Specificity of ERα deletion in nestin-ERα^−/− females. RNA was prepared from the hypothalamic region of the brain and the indicated nonneuronal tissues from 3-mo-old nestin-ERα^−/− and control mice. (A) Cre expression, analyzed using real-time PCR, was specifically detected in the brain (n = 4). (B) ERα mRNA levels, shown as percentage of control, were specifically reduced in the brain (n = 6–10). (C) Nestin-ERα^−/− females do not exert disturbed sex steroid levels. Serum levels of estradiol, testosterone and LH were measured in nestin-ERα^−/− females, ERα^−/− females, and their corresponding control females. (n = 4–13). Values are given as mean ± SEM; *P < 0.05, **P < 0.01, ***P < 0.001 vs. control mice, Student's t test. ND, not detectable.

Fig. 2.

Deletion of ERα in nervous tissue results in increased bone mass. pQCT analysis of the tibia demonstrated increased trabecular volumetric bone mineral density (Tibia Trab. BMD) (A), increased cortical volumetric BMD (Tibia Cort. BMD) (B), and increased cortical thickness (Tibia Cort. Thk.) (C) in 3-mo-old nestin-ERα^−/− mice compared with controls (n = 6). (D) Representative images of μCT analyses of trabecular bone in the proximal metaphysis of the tibia and in vertebrae L5. Bone volume per total volume (BV/TV) (E), trabecular thickness (Tb.Th) (F), and trabecular number (Tb.N) (G) of trabecular bone in the proximal metaphysis of the tibia and in vertebrae L5 (n = 5–8). Three-point bending of femur demonstrated increased (H) stiffness and (I) maximal load (Max. load) at failure in nestin-ERα^−/− mice (n = 5). (J) Dynamic histomorphometric analysis of tibia giving bone formation rate per tissue volume (BFR/TV; n = 4–5). (K) Effect of ovx on bone mass in nestin-ERα^−/− and control females.

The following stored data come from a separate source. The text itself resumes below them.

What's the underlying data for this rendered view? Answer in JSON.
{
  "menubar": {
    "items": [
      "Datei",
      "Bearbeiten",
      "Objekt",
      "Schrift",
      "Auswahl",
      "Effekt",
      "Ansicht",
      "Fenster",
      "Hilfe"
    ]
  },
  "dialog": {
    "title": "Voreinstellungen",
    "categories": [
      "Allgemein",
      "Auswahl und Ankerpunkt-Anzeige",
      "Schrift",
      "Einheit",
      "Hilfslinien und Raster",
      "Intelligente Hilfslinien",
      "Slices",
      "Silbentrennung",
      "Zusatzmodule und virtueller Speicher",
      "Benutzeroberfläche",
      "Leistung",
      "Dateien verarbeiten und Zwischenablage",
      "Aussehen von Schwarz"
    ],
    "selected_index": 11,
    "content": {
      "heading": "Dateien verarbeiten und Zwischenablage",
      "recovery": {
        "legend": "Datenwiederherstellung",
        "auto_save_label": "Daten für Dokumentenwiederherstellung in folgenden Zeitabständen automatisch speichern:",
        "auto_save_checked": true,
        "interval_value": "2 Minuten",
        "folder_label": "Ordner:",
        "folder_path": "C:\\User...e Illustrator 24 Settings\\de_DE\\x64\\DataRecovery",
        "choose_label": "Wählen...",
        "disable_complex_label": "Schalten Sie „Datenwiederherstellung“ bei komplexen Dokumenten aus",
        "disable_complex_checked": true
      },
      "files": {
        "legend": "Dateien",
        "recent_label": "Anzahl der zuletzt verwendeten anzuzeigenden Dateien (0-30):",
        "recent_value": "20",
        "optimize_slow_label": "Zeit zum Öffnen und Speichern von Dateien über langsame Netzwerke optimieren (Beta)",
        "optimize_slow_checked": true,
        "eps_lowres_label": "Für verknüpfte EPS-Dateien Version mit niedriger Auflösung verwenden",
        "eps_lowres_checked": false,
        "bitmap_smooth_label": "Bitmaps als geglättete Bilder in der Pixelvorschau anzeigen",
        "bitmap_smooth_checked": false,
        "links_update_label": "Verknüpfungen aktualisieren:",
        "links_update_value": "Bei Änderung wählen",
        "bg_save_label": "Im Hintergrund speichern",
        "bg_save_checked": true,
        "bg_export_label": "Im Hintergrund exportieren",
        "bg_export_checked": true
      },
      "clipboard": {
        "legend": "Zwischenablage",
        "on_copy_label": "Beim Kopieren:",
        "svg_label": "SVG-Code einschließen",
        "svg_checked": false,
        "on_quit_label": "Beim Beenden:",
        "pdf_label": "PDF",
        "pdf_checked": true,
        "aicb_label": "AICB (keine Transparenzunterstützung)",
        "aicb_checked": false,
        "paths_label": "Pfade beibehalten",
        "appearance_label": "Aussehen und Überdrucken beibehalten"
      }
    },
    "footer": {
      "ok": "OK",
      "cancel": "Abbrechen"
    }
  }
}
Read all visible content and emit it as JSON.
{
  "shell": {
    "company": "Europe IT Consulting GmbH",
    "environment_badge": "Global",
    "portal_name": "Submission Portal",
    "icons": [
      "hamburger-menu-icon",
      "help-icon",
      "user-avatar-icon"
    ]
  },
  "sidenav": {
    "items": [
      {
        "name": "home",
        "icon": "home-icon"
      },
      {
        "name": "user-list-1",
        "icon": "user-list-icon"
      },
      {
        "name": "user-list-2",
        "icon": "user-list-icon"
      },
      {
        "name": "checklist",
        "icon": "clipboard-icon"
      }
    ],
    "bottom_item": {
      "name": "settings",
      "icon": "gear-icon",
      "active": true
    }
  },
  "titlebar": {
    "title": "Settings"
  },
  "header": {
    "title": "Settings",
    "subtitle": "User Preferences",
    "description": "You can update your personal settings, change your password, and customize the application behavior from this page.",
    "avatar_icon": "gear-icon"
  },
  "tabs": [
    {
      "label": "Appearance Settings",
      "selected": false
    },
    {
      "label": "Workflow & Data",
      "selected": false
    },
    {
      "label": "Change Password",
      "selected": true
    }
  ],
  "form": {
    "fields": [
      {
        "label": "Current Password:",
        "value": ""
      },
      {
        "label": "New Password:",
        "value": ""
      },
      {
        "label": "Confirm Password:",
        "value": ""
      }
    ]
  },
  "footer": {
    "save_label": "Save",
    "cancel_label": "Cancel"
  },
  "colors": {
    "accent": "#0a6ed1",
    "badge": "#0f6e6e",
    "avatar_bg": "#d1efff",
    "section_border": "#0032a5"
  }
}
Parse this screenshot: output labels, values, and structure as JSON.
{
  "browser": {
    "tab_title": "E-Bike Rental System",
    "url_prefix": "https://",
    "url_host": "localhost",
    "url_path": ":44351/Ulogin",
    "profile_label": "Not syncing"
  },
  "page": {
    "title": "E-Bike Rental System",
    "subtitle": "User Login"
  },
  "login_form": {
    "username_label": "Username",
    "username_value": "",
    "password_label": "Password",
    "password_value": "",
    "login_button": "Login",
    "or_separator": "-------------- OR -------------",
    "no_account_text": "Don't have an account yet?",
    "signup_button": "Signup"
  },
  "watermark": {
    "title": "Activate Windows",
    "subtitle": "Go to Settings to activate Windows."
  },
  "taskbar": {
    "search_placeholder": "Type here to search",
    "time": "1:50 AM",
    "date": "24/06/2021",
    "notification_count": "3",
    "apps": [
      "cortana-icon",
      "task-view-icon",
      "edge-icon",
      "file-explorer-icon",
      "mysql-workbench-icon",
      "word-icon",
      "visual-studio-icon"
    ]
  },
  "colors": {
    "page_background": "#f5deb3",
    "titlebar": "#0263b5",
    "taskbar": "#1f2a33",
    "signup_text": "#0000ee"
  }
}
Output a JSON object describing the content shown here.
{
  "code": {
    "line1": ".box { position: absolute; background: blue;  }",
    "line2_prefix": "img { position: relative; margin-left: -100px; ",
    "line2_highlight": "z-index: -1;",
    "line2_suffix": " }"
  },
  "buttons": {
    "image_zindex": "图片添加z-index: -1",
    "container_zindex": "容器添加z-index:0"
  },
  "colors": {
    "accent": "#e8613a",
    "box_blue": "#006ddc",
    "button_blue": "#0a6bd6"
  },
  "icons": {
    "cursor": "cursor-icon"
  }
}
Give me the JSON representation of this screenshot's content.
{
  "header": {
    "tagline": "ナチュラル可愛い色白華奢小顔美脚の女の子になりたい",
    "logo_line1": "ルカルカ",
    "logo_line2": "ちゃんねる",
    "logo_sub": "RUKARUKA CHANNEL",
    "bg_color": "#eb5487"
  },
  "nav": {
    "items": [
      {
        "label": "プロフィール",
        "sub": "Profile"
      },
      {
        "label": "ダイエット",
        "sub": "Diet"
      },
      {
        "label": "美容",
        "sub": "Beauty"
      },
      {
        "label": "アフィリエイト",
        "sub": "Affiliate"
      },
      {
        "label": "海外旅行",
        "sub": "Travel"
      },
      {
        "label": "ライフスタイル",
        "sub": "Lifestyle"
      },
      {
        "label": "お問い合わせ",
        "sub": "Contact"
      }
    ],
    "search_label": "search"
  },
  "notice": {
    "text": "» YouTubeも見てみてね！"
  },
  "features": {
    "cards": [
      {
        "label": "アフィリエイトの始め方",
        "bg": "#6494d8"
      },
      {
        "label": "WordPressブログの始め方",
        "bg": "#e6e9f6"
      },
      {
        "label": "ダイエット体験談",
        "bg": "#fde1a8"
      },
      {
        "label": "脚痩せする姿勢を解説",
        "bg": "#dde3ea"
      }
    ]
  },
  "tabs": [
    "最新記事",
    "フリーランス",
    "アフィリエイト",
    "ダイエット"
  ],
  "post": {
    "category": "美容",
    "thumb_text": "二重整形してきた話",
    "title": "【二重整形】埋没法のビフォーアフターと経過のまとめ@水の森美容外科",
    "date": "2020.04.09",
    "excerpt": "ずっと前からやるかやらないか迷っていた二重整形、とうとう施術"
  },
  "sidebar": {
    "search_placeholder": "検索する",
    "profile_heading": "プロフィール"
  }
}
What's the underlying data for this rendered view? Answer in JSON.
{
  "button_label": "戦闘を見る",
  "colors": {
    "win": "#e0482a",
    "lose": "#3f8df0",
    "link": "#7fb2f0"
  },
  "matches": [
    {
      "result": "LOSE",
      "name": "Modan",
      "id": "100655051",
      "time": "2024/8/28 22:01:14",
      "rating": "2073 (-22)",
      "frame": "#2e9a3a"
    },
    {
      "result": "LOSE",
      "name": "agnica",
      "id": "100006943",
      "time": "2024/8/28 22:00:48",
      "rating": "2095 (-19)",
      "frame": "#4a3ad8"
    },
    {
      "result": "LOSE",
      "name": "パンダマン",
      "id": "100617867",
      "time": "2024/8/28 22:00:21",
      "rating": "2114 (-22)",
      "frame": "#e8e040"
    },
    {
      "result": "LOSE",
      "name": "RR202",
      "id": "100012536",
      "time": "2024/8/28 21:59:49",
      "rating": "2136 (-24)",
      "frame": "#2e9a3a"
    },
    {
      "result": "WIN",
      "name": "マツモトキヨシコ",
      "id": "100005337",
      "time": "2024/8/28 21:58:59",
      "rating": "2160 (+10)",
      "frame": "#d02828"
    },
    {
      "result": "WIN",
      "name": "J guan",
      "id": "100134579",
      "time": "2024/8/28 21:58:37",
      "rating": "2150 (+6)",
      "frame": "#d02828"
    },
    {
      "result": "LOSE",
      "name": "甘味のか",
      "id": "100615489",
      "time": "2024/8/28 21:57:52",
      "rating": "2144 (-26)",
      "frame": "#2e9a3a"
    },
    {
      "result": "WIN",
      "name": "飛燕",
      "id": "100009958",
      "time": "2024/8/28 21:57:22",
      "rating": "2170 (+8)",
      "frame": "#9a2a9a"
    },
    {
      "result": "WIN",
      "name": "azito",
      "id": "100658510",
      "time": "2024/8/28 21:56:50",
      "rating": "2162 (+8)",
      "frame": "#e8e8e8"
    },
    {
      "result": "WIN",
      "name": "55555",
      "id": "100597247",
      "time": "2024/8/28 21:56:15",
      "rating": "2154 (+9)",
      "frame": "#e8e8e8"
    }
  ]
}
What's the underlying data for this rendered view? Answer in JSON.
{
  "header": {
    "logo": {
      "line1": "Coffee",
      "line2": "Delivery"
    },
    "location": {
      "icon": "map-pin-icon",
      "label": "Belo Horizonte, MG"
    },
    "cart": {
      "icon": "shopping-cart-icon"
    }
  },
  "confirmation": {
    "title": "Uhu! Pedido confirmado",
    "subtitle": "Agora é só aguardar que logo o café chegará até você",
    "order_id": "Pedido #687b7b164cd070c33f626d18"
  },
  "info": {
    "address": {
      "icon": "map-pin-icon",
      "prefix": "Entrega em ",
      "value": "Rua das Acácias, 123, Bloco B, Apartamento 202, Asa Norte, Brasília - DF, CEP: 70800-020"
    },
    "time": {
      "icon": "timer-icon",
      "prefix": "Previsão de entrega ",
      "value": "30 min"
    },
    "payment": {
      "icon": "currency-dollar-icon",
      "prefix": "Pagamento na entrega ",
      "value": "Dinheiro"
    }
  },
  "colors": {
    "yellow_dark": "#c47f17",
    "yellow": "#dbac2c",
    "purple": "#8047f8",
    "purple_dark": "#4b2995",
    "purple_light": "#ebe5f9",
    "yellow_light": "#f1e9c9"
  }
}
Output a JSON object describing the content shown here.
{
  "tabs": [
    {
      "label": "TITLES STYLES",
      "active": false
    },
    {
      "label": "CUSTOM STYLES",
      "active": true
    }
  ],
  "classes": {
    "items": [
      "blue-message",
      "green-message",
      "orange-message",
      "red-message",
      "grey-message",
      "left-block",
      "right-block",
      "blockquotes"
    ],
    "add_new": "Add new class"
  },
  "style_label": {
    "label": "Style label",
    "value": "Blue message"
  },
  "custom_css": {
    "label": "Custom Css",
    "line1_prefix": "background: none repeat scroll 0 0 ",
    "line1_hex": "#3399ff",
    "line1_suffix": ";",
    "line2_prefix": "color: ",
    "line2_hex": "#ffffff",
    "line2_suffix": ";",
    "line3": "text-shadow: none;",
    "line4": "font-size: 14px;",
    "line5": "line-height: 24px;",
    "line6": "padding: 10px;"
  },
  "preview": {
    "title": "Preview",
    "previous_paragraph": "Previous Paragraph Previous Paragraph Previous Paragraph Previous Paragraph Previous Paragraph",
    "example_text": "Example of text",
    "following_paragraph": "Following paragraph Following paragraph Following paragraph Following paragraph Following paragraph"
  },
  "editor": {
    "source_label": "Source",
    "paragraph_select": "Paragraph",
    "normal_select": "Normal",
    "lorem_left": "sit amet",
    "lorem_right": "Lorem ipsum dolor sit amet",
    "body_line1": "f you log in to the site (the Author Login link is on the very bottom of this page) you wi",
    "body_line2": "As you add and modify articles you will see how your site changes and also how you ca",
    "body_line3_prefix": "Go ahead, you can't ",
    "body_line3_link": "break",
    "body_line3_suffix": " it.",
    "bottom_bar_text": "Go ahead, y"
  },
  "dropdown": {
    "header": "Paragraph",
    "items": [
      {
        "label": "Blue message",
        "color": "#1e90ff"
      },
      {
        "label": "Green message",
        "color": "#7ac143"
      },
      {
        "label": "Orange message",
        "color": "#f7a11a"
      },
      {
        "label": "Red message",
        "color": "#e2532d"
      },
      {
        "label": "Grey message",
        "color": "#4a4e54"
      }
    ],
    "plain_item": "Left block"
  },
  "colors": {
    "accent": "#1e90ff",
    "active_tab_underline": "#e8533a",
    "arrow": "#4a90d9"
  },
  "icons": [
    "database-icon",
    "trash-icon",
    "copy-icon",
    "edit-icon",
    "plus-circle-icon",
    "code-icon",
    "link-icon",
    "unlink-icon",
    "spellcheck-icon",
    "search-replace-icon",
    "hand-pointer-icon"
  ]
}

Three-month-old female mice were ovariectomized or sham-operated and terminated after 4 wk (n = 5–8). Values are given as mean ± SEM; *P < 0.05, **P < 0.01 vs. control; ^#P < 0.05, ^###P < 0.001 vs. sham, Student's t test.

Fig. 3.

Possible pathways for the central ERα effect on bone. (A) Peripheral (serum) and central serotonin levels, measured using ELISA and HPLC, respectively (n = 8–10). Urinary catecholamine secretion (ng/mL) related to urinary creatinine (Cr) (mg/dL) content (n = 7). UCP1 mRNA expression in BAT (n = 5–9). Leptin receptor (LepR), SOCS3, and PTP1b mRNA expression in hypothalamus (n = 5–7). (B) Serum levels of leptin (n = 9–10). (C) Leptin mRNA expression in WAT (n = 6–7). (D) Retroperitoneal fat mass (mg) (n = 6–7). (E) mRNA expression in bone (tibia) of IL-6 and CIITA (n = 9). (F) T-cell frequency (CD3⁺ cells) in bone marrow (BM) (n = 9–10) and (G) T-cell proliferation in spleen (n = 6–10). (H) Schematic presentation of the main proposed mechanism for the central ERα effect on bone (see Discussion). Values are given as mean ± SEM; *P < 0.05, **P < 0.01 vs. control, Student's t test.